特許法の第67条は「特許権の存続期間は、特許出願の日から20年をもって終了する」とあります。
これについて、TPP条約=大筋合意=の第18章「知的財産」では、「特許期間延長制度」が盛り込まれ、「出願から5年、審査請求から3年を超過した特許出願の権利化までに生じた不合理な遅滞につき、特許期間の延長を認める制度」を導入するよう、大筋合意12か国に義務付けています。
今の法律でも特許庁長官が期間を延長することができるようになっています(第4条)が、審査による遅れを算入して延長するよう義務付ける条文を国内法に落とし込むことになるようです。日経新聞(2015年10月22日付5面)によると、12か国の中には、審査に5年以上かかる国もあり、日本の1年半、ベトナムの4年半など平均の審査期間がまちまちのようです。日本の特許法のみならず、全加盟国が特許期間延長制度を法律化することで、日本企業などの特許の優位性を保つねらいがあるようです。
TPP条約第18章「知的財産」では、商標法も改正する見通しで、これの法案は束ね法案(一括法案)として提出されることも予想されます。また、たいてい議長は衆参とも経済産業委員会に付託するところですが、仮にTPP特別委員会が設置された場合は、そこに付託される可能性もあります。

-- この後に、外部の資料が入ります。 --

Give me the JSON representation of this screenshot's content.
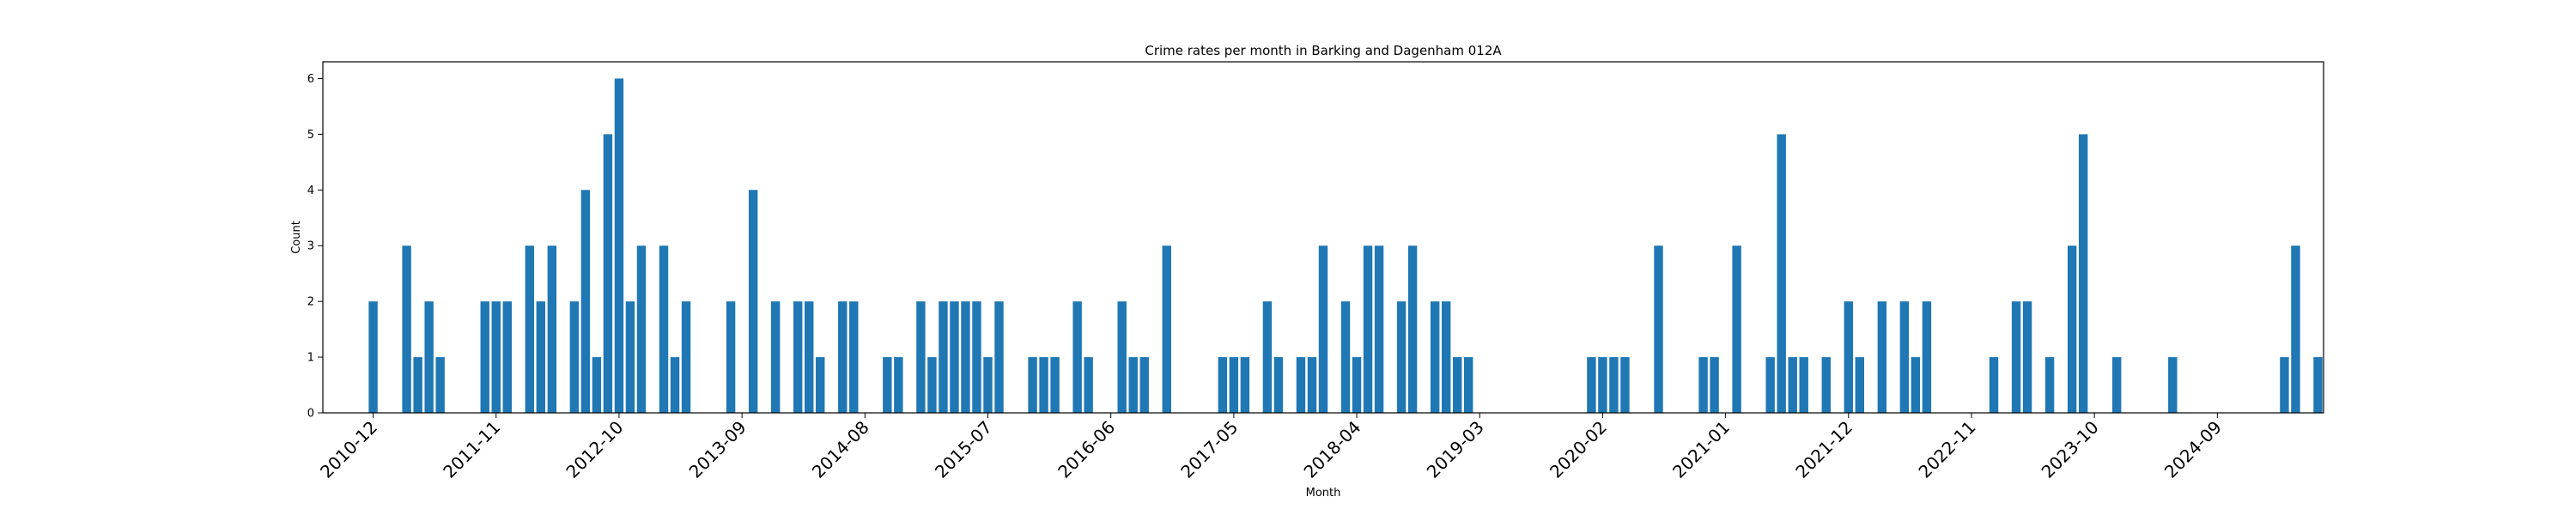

これとは別に、先の通常国会で成立した改正特許法(平成27年7月10日法律55号)は、報道によると、平成28年3月ないし4月に施行される見通し。この改正では、会社員の特許の帰属が個人から会社に移ります。これについて、複数の特許を持つ会社員は、「その改正は知らなかったが、今までも会社と契約書を結んでいたので、変わりないのではないか」 と語っています。しかし、実際には、これまで、個人名で登録されていたものが会社名で登録させることで、Google検索で引っかからなくなります。仮に大学教授などへの転職をはかる場合などに業績の明示がしにくくなります。中期的に会社からのボーナスや人事評価に少なからぬ影響があるかもしれません。来春の施行前に、労働組合で確認してみるといいのかもしれません。